Earlier this week, the Japanese novelist Haruki Murakami went to the so-called Jersualem International Book Fair in so-called Israel, which is actually nothing more nor less than occupied Palestine, to accept the so-called, get this, Jerusalem Prize for the Freedom of the Individual in Society. This is so sad and awful on so many levels it's hard to know what to be more appalled at. The horror of holding a book fair, posing as a celebration of freedom of the arts, in occupied Jerusalem? The name of the prize, which I would have assumed was a parody coming as it does from one of the least free, most racist, repressive societies on the planet, if I didn't know it was for real?

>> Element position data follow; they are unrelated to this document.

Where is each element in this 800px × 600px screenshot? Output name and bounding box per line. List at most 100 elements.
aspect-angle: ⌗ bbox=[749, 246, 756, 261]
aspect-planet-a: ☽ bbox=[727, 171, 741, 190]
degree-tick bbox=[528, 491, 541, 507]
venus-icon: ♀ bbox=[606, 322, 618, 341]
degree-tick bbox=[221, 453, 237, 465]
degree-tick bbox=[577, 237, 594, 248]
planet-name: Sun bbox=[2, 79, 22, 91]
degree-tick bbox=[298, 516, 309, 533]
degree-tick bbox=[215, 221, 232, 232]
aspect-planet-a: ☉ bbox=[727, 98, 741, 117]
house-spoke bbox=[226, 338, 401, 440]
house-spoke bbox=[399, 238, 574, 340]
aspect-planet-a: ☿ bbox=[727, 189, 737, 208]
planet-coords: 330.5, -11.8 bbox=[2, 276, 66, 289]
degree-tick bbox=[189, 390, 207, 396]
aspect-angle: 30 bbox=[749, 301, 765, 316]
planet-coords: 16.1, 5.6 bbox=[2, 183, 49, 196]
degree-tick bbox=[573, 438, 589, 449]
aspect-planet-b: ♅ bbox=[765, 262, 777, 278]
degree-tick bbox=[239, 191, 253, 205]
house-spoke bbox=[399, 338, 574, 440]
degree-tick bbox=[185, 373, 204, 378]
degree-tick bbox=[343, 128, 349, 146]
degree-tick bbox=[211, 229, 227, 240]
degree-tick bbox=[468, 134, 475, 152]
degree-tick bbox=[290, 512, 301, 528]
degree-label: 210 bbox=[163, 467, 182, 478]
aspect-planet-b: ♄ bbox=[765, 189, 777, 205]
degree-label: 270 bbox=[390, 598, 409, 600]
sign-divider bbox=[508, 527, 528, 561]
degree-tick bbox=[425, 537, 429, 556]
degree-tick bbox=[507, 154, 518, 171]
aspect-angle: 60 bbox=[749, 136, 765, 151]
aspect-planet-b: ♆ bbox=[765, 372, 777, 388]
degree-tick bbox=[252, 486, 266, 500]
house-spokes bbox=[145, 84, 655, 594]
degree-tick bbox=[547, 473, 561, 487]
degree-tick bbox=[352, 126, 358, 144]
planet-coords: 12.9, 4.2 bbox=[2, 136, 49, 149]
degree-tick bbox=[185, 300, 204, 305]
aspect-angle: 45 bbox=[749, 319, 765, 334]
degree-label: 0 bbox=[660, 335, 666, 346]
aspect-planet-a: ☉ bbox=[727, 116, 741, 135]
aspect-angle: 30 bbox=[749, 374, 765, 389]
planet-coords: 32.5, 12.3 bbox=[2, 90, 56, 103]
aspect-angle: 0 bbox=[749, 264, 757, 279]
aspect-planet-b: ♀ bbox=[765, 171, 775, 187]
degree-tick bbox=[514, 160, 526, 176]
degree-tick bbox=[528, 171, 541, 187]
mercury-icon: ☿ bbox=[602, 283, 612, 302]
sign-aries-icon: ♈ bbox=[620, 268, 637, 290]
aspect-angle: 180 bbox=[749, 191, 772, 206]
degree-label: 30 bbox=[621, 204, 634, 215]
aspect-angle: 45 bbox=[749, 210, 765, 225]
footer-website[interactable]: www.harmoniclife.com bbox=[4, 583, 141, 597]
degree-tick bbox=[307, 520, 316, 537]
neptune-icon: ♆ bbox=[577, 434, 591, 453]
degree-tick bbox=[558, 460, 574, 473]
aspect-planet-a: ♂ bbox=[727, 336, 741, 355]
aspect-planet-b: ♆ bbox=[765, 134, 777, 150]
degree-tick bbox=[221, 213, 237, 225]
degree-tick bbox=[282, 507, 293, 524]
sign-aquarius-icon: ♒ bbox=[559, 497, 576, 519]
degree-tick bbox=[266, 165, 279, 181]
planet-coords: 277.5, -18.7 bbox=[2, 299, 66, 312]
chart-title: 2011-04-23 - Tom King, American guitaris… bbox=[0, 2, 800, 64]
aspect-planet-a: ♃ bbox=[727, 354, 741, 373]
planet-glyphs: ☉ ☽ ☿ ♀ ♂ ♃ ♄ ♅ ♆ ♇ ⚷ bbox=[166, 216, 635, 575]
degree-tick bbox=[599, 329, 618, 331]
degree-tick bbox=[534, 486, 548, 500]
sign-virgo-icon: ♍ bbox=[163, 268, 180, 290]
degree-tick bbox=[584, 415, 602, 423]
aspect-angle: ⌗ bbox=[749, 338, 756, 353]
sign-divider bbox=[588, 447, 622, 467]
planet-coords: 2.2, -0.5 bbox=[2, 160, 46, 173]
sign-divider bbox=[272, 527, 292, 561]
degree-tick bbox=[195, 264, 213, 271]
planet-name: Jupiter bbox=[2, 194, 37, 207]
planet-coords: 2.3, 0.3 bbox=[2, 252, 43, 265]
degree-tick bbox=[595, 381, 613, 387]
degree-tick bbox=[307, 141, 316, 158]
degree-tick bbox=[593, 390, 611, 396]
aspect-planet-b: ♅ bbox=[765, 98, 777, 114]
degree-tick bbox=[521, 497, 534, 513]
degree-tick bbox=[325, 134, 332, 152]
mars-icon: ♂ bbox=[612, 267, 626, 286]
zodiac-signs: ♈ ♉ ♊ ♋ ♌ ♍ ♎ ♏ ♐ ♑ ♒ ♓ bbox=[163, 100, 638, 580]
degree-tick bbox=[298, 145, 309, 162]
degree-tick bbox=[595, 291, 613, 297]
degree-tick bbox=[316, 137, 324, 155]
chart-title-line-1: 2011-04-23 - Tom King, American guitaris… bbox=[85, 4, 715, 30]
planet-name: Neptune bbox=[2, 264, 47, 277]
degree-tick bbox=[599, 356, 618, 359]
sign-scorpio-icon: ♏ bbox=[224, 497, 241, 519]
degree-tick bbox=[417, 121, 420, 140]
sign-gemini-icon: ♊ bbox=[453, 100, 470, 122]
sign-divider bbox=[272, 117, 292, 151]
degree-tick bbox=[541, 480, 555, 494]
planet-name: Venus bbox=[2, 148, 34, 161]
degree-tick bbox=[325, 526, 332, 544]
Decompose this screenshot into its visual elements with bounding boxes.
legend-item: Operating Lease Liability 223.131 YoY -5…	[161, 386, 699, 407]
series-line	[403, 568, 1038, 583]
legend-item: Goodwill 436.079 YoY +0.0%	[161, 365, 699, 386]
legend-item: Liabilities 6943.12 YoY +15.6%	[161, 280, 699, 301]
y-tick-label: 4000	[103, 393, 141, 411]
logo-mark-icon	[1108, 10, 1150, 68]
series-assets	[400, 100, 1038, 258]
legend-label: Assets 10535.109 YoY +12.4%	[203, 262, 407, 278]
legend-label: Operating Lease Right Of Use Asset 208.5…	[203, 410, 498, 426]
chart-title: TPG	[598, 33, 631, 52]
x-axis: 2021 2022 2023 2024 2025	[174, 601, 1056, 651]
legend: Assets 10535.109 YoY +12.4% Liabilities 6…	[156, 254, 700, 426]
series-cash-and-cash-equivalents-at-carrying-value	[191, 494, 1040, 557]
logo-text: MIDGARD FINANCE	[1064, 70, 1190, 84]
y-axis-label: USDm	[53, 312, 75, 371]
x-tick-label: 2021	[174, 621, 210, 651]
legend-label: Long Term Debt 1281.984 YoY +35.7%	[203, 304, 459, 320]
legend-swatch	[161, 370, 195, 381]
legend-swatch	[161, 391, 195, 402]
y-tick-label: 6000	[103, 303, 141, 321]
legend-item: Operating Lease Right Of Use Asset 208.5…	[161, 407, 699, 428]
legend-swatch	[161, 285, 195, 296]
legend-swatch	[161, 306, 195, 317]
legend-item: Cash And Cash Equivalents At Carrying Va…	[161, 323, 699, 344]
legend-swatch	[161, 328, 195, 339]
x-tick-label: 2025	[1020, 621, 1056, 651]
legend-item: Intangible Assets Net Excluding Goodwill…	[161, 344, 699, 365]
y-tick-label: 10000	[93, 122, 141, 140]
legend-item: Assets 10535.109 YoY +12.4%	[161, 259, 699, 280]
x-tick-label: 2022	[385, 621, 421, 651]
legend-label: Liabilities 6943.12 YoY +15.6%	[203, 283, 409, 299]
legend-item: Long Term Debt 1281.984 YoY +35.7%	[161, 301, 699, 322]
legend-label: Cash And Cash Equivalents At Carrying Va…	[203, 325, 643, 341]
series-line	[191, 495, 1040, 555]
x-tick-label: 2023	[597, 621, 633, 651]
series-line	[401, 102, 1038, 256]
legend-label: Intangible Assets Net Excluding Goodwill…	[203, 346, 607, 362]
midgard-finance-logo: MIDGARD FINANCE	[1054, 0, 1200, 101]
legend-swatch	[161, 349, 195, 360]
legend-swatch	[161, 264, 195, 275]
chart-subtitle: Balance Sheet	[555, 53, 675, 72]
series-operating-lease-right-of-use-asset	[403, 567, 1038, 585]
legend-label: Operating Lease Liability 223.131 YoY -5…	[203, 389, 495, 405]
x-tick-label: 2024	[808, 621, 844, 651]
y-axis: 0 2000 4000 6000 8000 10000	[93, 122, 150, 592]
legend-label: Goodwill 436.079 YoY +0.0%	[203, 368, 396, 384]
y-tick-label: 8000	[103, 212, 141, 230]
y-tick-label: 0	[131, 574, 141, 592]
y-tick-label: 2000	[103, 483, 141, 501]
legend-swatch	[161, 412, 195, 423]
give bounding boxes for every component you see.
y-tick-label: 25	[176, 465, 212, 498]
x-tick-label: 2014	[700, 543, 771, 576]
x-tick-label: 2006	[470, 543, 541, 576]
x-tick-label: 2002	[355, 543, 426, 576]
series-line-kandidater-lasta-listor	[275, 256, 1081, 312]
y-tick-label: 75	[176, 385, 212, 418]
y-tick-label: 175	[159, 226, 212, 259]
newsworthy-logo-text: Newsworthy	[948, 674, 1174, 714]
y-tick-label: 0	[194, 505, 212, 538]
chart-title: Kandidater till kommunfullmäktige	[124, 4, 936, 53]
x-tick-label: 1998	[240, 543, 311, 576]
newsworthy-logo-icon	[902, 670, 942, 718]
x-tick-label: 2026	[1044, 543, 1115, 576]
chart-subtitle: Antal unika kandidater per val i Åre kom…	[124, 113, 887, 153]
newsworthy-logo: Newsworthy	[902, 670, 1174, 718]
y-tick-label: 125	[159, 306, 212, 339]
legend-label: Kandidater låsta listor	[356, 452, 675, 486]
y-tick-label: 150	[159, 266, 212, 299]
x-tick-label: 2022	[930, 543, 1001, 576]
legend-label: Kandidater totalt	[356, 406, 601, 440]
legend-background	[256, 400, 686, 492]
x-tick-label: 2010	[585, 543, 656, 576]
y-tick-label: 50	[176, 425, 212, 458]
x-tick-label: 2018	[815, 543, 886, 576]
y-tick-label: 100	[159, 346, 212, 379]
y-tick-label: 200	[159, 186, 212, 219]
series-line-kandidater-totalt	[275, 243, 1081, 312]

Or the fact that Murakami accepted it, and in person?
In an open letter to Murakami issued just before he went to Jerusalem, the U.S. Campaign for the Academic & Cultural Boycott of Israel appealed to him to "Please turn your attention to the Palestinians, who are being denied their freedom and dignity as human beings." He did not do so, despite also receiving such requests from Palestinian and Japanese groups.
Instead he not only accepted the award, he gave an appalling talk trying to justify himself. Salon, posting it, characterizes it as a "powerful speech." In what universe? By my read, Harukami's ramble is an illucid effort at rationalizing what he's now become, an artist who aligns himself with the oppressor. He can blah blah blah all he likes about 'we writers are rebels and if someone tells us not to do something we must do it,' but this is meaningless posing, posturing, and it just doesn't fly. He can talk about eggs and walls and claim to side with those who'd tear down walls, but saying it as he did from within the embrace of the wall erectors, it just won't wash. He's taken a side, and it's the wrong side. He's given legitimacy to the occupiers. He can't nimble-tongue it away.
I haven't liked any of his books since The Wind-Up Bird Chronicle.